Juvenile psoriasis is a chronic inflammatory skin disease affecting the 0.6–1.4% of paediatric patients.1 It is associated with several comorbidities including: psoriatic arthritis, psychiatric disorders, diabetes mellitus 1 and 2, hypertension, obesity, hyperlipidaemia and Crohn disease2–4; therefore, it is essential to establish an early and adequate treatment. Systemic therapeutic options in children are limited because of the adverse events, and approved biologic therapies in severe psoriasis at the moment are few. Adalimumab has been approved by the European Medicines Agency (EMA) for the treatment of severe plaque psoriasis in patients from 4 years of age, and recently a randomized, double-blind clinical trial has shown its safety and superiority compared to methotrexate.5 In Chile, there's no economic reimbursement for biological therapies and patients must pay on their own the full treatment, so the access to these therapies is limited due to the costs. The aim of our research is to present our experience with the use of adalimumab in paediatric patients with severe psoriasis.

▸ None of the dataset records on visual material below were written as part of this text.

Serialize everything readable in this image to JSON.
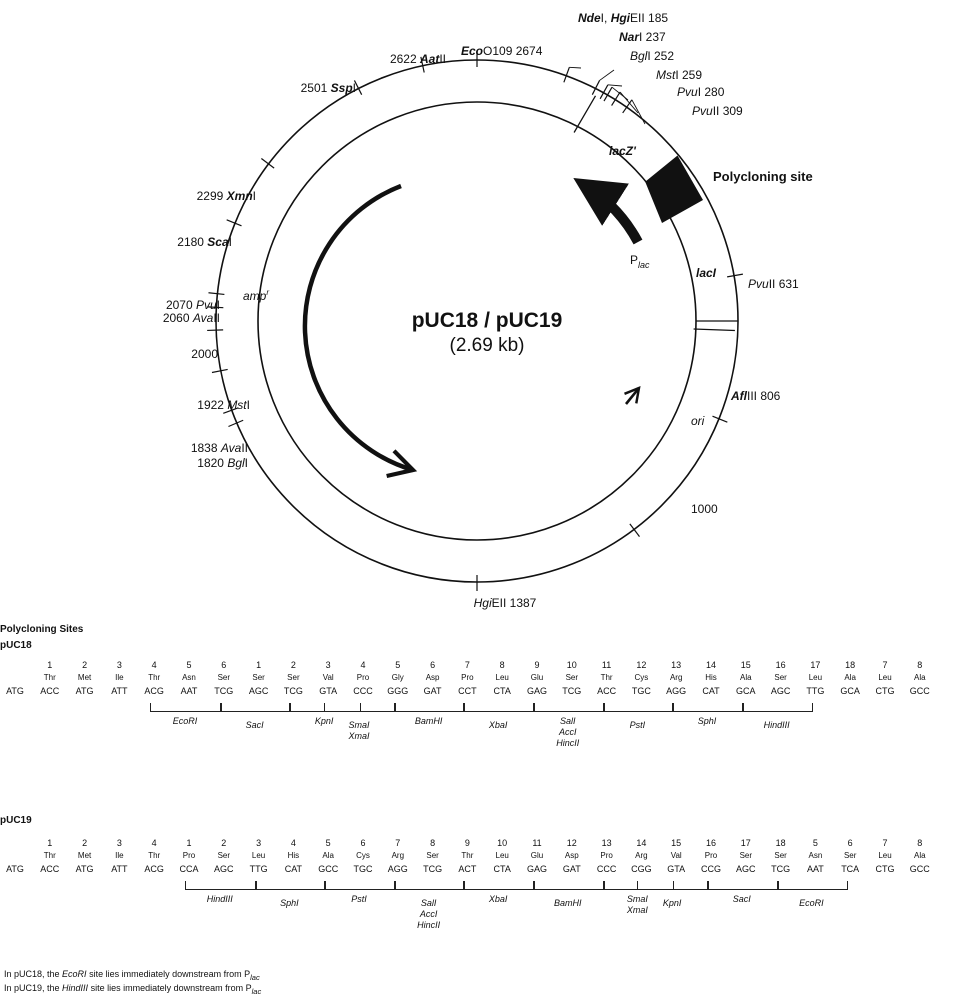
{
  "plasmid": {
    "name": "pUC18 / pUC19",
    "size": "(2.69 kb)",
    "sites": [
      {
        "pre": "",
        "name": "Nde",
        "post": "I, ",
        "name2": "Hgi",
        "post2": "EII 185",
        "bold": true,
        "angle": 20
      },
      {
        "pre": "",
        "name": "Nar",
        "post": "I 237",
        "bold": true,
        "angle": 27
      },
      {
        "pre": "",
        "name": "Bgl",
        "post": "I 252",
        "bold": false,
        "angle": 29
      },
      {
        "pre": "",
        "name": "Mst",
        "post": "I 259",
        "bold": false,
        "angle": 30
      },
      {
        "pre": "",
        "name": "Pvu",
        "post": "I 280",
        "bold": false,
        "angle": 32
      },
      {
        "pre": "",
        "name": "Pvu",
        "post": "II 309",
        "bold": false,
        "angle": 35
      },
      {
        "pre": "",
        "name": "Pvu",
        "post": "II 631",
        "bold": false,
        "angle": 80
      },
      {
        "pre": "",
        "name": "Afl",
        "post": "III 806",
        "bold": true,
        "angle": 112
      },
      {
        "pre": "",
        "name": "1000",
        "post": "",
        "bold": false,
        "angle": 143,
        "plain": true
      },
      {
        "pre": "",
        "name": "Hgi",
        "post": "EII 1387",
        "bold": false,
        "angle": 180
      },
      {
        "pre": "1820 ",
        "name": "Bgl",
        "post": "I",
        "bold": false,
        "angle": 247
      },
      {
        "pre": "1838 ",
        "name": "Ava",
        "post": "II",
        "bold": false,
        "angle": 250
      },
      {
        "pre": "1922 ",
        "name": "Mst",
        "post": "I",
        "bold": false,
        "angle": 259
      },
      {
        "pre": "2000",
        "name": "",
        "post": "",
        "bold": false,
        "angle": 268,
        "plain": true
      },
      {
        "pre": "2060 ",
        "name": "Ava",
        "post": "II",
        "bold": false,
        "angle": 273
      },
      {
        "pre": "2070 ",
        "name": "Pvu",
        "post": "I",
        "bold": false,
        "angle": 276
      },
      {
        "pre": "2180 ",
        "name": "Sca",
        "post": "I",
        "bold": true,
        "angle": 292
      },
      {
        "pre": "2299 ",
        "name": "Xmn",
        "post": "I",
        "bold": true,
        "angle": 307
      },
      {
        "pre": "2501 ",
        "name": "Ssp",
        "post": "I",
        "bold": true,
        "angle": 333
      },
      {
        "pre": "2622 ",
        "name": "Aat",
        "post": "II",
        "bold": true,
        "angle": 348
      },
      {
        "pre": "",
        "name": "Eco",
        "post": "O109 2674",
        "bold": true,
        "angle": 360
      }
    ],
    "regions": {
      "lacZ": "lacZ'",
      "lacI": "lacI",
      "amp": "amp",
      "amp_sup": "r",
      "ori": "ori",
      "plac": "P",
      "plac_sub": "lac",
      "polycloning": "Polycloning site"
    }
  },
  "poly": {
    "title": "Polycloning Sites",
    "pUC18": {
      "label": "pUC18",
      "codons": [
        {
          "n": "",
          "aa": "",
          "c": "ATG"
        },
        {
          "n": "1",
          "aa": "Thr",
          "c": "ACC"
        },
        {
          "n": "2",
          "aa": "Met",
          "c": "ATG"
        },
        {
          "n": "3",
          "aa": "Ile",
          "c": "ATT"
        },
        {
          "n": "4",
          "aa": "Thr",
          "c": "ACG"
        },
        {
          "n": "5",
          "aa": "Asn",
          "c": "AAT"
        },
        {
          "n": "6",
          "aa": "Ser",
          "c": "TCG"
        },
        {
          "n": "1",
          "aa": "Ser",
          "c": "AGC"
        },
        {
          "n": "2",
          "aa": "Ser",
          "c": "TCG"
        },
        {
          "n": "3",
          "aa": "Val",
          "c": "GTA"
        },
        {
          "n": "4",
          "aa": "Pro",
          "c": "CCC"
        },
        {
          "n": "5",
          "aa": "Gly",
          "c": "GGG"
        },
        {
          "n": "6",
          "aa": "Asp",
          "c": "GAT"
        },
        {
          "n": "7",
          "aa": "Pro",
          "c": "CCT"
        },
        {
          "n": "8",
          "aa": "Leu",
          "c": "CTA"
        },
        {
          "n": "9",
          "aa": "Glu",
          "c": "GAG"
        },
        {
          "n": "10",
          "aa": "Ser",
          "c": "TCG"
        },
        {
          "n": "11",
          "aa": "Thr",
          "c": "ACC"
        },
        {
          "n": "12",
          "aa": "Cys",
          "c": "TGC"
        },
        {
          "n": "13",
          "aa": "Arg",
          "c": "AGG"
        },
        {
          "n": "14",
          "aa": "His",
          "c": "CAT"
        },
        {
          "n": "15",
          "aa": "Ala",
          "c": "GCA"
        },
        {
          "n": "16",
          "aa": "Ser",
          "c": "AGC"
        },
        {
          "n": "17",
          "aa": "Leu",
          "c": "TTG"
        },
        {
          "n": "18",
          "aa": "Ala",
          "c": "GCA"
        },
        {
          "n": "7",
          "aa": "Leu",
          "c": "CTG"
        },
        {
          "n": "8",
          "aa": "Ala",
          "c": "GCC"
        }
      ],
      "enzymes": [
        {
          "lines": [
            "EcoRI"
          ],
          "from": 4,
          "to": 6
        },
        {
          "lines": [
            "SacI"
          ],
          "from": 6,
          "to": 8
        },
        {
          "lines": [
            "KpnI"
          ],
          "from": 8,
          "to": 10
        },
        {
          "lines": [
            "SmaI",
            "XmaI"
          ],
          "from": 9,
          "to": 11
        },
        {
          "lines": [
            "BamHI"
          ],
          "from": 11,
          "to": 13
        },
        {
          "lines": [
            "XbaI"
          ],
          "from": 13,
          "to": 15
        },
        {
          "lines": [
            "SalI",
            "AccI",
            "HincII"
          ],
          "from": 15,
          "to": 17
        },
        {
          "lines": [
            "PstI"
          ],
          "from": 17,
          "to": 19
        },
        {
          "lines": [
            "SphI"
          ],
          "from": 19,
          "to": 21
        },
        {
          "lines": [
            "HindIII"
          ],
          "from": 21,
          "to": 23
        }
      ]
    },
    "pUC19": {
      "label": "pUC19",
      "codons": [
        {
          "n": "",
          "aa": "",
          "c": "ATG"
        },
        {
          "n": "1",
          "aa": "Thr",
          "c": "ACC"
        },
        {
          "n": "2",
          "aa": "Met",
          "c": "ATG"
        },
        {
          "n": "3",
          "aa": "Ile",
          "c": "ATT"
        },
        {
          "n": "4",
          "aa": "Thr",
          "c": "ACG"
        },
        {
          "n": "1",
          "aa": "Pro",
          "c": "CCA"
        },
        {
          "n": "2",
          "aa": "Ser",
          "c": "AGC"
        },
        {
          "n": "3",
          "aa": "Leu",
          "c": "TTG"
        },
        {
          "n": "4",
          "aa": "His",
          "c": "CAT"
        },
        {
          "n": "5",
          "aa": "Ala",
          "c": "GCC"
        },
        {
          "n": "6",
          "aa": "Cys",
          "c": "TGC"
        },
        {
          "n": "7",
          "aa": "Arg",
          "c": "AGG"
        },
        {
          "n": "8",
          "aa": "Ser",
          "c": "TCG"
        },
        {
          "n": "9",
          "aa": "Thr",
          "c": "ACT"
        },
        {
          "n": "10",
          "aa": "Leu",
          "c": "CTA"
        },
        {
          "n": "11",
          "aa": "Glu",
          "c": "GAG"
        },
        {
          "n": "12",
          "aa": "Asp",
          "c": "GAT"
        },
        {
          "n": "13",
          "aa": "Pro",
          "c": "CCC"
        },
        {
          "n": "14",
          "aa": "Arg",
          "c": "CGG"
        },
        {
          "n": "15",
          "aa": "Val",
          "c": "GTA"
        },
        {
          "n": "16",
          "aa": "Pro",
          "c": "CCG"
        },
        {
          "n": "17",
          "aa": "Ser",
          "c": "AGC"
        },
        {
          "n": "18",
          "aa": "Ser",
          "c": "TCG"
        },
        {
          "n": "5",
          "aa": "Asn",
          "c": "AAT"
        },
        {
          "n": "6",
          "aa": "Ser",
          "c": "TCA"
        },
        {
          "n": "7",
          "aa": "Leu",
          "c": "CTG"
        },
        {
          "n": "8",
          "aa": "Ala",
          "c": "GCC"
        }
      ],
      "enzymes": [
        {
          "lines": [
            "HindIII"
          ],
          "from": 5,
          "to": 7
        },
        {
          "lines": [
            "SphI"
          ],
          "from": 7,
          "to": 9
        },
        {
          "lines": [
            "PstI"
          ],
          "from": 9,
          "to": 11
        },
        {
          "lines": [
            "SalI",
            "AccI",
            "HincII"
          ],
          "from": 11,
          "to": 13
        },
        {
          "lines": [
            "XbaI"
          ],
          "from": 13,
          "to": 15
        },
        {
          "lines": [
            "BamHI"
          ],
          "from": 15,
          "to": 17
        },
        {
          "lines": [
            "SmaI",
            "XmaI"
          ],
          "from": 17,
          "to": 19
        },
        {
          "lines": [
            "KpnI"
          ],
          "from": 18,
          "to": 20
        },
        {
          "lines": [
            "SacI"
          ],
          "from": 20,
          "to": 22
        },
        {
          "lines": [
            "EcoRI"
          ],
          "from": 22,
          "to": 24
        }
      ]
    }
  },
  "notes": [
    {
      "a": "In pUC18, the ",
      "b": "EcoRI",
      "c": " site lies immediately downstream from P",
      "d": "lac"
    },
    {
      "a": "In pUC19, the ",
      "b": "HindIII",
      "c": " site lies immediately downstream from P",
      "d": "lac"
    }
  ]
}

Patients<18 years old with severe psoriasis and lack of response to topical and/or systemic-non-biological therapies were selected to receive adalimumab 0.8mg/kg subcutaneously at week 0, then every other week since week 1. They were followed-up for at least 40 weeks. Monthly clinical evaluations were performed; Psoriasis Area and Severity Index (PASI) and Physician Global Assessment 6 point scale (PGA) were assessed at all visits.

Four patients were selected, three were female. The median age at diagnosis of psoriasis was 11 years old and the mean duration of the disease before the use of adalimumab was 4.2 years. Two had positive family history of psoriasis but none of them were first-degree relatives. All of them had severe plaque psoriasis. Patient 4, presented severe genital psoriasis and HLA B27+ psoriatic arthritis with involvement of sacroiliac joints that had failed to respond to methotrexate. Patient 2 was overweight. No other metabolic, joint or psychiatric comorbidities were identified. Baseline disease characteristics included: median PASI 21.3, median PGA scores 4, and median Body Surface Area (BSA) 29%. At week 16, three out of four achieved PASI 75, and the median PGA score was 2. At week 40 the median PASI was 1.7, all of them achieved PASI 75 and two achieved PASI 90. All patients achieved PGA score 1–0 (Tables 1 and 2). Only mild adverse events were reported: upper respiratory tract infection (3 cases), lower respiratory tract infection (3 cases), and headache (1 case).

We were unable to find any previous reports in Chilean paediatric patients with severe psoriasis treated with adalimumab. In our serie, the treatment with adalimumab 0.8mg/kg in paediatric patients who had failed to previous non-biological therapies resulted in significant improvements in PASI 75 at week 16 that were maintained up to week 40.

Juvenile psoriasis has been associated with important comorbidities, and the estimated overall rate has been reported twice as high as in patients without psoriasis.1 Only one of the patients had psoriasis arthritis that had a good rate of response, improving joint symptoms and quality of life. Considering the comorbidities of juvenile psoriasis, the important detriment in quality of life and the recently published literature, adalimumab seems an effective and safety option for paediatric patients with severe psoriasis. However, as in our country there is no economic reimbursement for these therapies, the treatment of severe psoriasis that had failed to conventional management becomes challenging.